A team of ten technicians worked relentlessly to get the magnet ready for this important manufacturing milestone. First, they had to apply the impregnation mould all over the surface of the 14 m high, 9 m wide and 1 m thick magnet. It has taken an entire week to cover its surface with pads in order to make sure that the resin injected during impregnation would flow in an even and controlled manner. Next, the magnet was enclosed in a layer of stainless steel sheets and clamped by heating plates to create a solid shell. Approximately 100 clamps, tightened one by one, sandwiched the magnet to compact the electrical insulation at the right level. Welding of the stainless steel sheets came next, and after having completed this step, the leak and electrical tests were carried out
The inner-core of the Toroidal Field coil covered with resin pads, ASG Facility, La Spezia, Italy
Compacting the inner-core of the first Toroidal Field coil, ASG Facility, La Spezia, Italy
The successful completion of the works paved the way for the impregnation process. What were the main elements of this step? First, the component needed to be heat-dried in vacuum at 110 ˚C to eliminate any vapor or humidity trapped in the insulation. Second, with the mould under vacuum, resin was injected from the bottom of the magnet to fill in any gap, and pressure of approximately 3,5 atmospheres was applied to ensure complete filling of the mould. Finally, the winding pack went through a curing cycle, at temperatures reaching 155 ˚C during five days, before extracting the impregnated magnet from the mould.

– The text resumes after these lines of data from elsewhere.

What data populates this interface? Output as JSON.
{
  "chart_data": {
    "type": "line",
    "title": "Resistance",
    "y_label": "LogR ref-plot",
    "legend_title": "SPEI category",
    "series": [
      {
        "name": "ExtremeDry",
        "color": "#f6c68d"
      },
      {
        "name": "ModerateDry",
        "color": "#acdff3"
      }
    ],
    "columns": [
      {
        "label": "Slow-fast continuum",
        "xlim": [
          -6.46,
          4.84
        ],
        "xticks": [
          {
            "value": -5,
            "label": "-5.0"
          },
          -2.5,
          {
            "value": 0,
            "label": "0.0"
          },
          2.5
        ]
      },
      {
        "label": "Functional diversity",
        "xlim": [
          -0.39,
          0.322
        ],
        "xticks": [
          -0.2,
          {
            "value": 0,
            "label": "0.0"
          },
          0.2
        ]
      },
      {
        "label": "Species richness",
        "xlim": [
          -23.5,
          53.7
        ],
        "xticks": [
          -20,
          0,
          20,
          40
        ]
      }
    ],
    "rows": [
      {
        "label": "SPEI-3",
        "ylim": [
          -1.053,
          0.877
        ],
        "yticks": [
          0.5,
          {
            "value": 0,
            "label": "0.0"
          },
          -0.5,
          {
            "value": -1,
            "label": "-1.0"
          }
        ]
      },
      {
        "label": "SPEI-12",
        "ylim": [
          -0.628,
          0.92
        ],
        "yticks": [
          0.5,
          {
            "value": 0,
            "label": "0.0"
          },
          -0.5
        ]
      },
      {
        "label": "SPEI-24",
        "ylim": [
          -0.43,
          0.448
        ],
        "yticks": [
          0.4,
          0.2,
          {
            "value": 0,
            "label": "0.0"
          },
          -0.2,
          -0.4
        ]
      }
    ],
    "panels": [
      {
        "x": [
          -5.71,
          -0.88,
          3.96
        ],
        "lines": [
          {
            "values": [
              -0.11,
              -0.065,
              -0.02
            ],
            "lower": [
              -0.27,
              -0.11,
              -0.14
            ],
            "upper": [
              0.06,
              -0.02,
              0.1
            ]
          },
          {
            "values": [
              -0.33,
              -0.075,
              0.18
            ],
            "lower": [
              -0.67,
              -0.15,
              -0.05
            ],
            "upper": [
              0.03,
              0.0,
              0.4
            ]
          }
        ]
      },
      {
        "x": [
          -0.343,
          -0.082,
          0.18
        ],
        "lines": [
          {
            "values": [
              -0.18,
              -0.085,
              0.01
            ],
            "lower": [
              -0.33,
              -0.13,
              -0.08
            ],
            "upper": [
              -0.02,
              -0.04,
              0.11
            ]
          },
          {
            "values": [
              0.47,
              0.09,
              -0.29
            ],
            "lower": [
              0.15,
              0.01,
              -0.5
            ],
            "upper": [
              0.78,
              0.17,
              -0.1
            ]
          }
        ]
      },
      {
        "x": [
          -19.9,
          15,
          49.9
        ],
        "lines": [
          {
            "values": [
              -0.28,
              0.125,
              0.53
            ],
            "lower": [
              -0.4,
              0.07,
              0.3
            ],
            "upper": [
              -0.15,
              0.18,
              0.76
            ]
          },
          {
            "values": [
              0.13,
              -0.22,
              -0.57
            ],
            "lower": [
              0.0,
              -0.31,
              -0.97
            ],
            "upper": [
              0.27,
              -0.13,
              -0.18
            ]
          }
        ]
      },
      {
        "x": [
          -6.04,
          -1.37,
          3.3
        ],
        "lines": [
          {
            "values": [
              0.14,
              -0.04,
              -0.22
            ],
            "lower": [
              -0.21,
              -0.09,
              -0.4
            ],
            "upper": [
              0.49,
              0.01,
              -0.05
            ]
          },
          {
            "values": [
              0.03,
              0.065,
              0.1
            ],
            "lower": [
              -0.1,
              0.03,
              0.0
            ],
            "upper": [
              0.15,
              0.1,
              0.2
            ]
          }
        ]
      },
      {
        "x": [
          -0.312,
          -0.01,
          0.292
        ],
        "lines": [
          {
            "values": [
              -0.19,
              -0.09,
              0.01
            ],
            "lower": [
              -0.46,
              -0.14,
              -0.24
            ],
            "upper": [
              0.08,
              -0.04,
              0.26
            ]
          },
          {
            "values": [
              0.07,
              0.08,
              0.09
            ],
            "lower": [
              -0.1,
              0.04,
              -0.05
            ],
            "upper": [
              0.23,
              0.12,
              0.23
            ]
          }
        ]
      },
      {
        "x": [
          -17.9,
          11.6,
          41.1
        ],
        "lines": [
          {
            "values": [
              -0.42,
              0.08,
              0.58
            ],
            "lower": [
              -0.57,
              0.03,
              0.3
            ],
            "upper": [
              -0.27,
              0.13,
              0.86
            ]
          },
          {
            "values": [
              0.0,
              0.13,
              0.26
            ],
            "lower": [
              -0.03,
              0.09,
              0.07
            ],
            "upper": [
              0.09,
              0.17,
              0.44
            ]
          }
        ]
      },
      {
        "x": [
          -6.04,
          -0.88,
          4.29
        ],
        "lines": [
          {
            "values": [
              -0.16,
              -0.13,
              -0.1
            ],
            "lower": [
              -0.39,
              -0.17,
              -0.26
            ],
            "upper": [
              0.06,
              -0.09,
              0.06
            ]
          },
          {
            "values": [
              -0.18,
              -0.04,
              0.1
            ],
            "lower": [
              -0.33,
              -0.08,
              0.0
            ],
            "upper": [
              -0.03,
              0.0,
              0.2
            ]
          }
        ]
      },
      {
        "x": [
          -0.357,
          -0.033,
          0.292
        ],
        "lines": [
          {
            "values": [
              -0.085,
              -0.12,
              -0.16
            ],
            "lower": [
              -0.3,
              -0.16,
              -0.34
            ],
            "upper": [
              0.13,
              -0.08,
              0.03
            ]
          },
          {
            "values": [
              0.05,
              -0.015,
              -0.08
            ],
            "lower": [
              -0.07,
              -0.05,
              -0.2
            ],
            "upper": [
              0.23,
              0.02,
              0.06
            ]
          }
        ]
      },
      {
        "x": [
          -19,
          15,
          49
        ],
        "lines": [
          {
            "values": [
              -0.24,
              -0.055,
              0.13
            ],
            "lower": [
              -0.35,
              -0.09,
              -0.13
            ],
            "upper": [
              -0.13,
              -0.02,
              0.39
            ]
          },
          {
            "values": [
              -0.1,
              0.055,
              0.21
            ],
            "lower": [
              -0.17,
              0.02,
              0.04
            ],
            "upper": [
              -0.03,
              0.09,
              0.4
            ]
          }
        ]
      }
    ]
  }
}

After having completed this step, dimensional checks were carried out together with laser scans to examine the state of the component. In order to protect the component in operation a special conductive paint was applied all over its surface. So what works are currently ongoing? Magnetic measurements, checking the geometrical compliance of the magnet, are being performed. The mechanical works for the electrical joints are advancing together with the external helium piping, which is going to channel the cold helium in the coil, and the high voltage wire connection.
Applying special conductive paint to the surface of the winding pack, ASG Facility, La Spezia, Italy
And what will come next? Paschen tests, considered as the most demanding electrical conditions because even a tiny insulation defect would cause failure, and last but not least, leak tests to assess the vacuum tightness. When this cycle of activities is completed then the winding pack will be transported to SIMIC to go through a series of cold tests and be inserted in its coil case.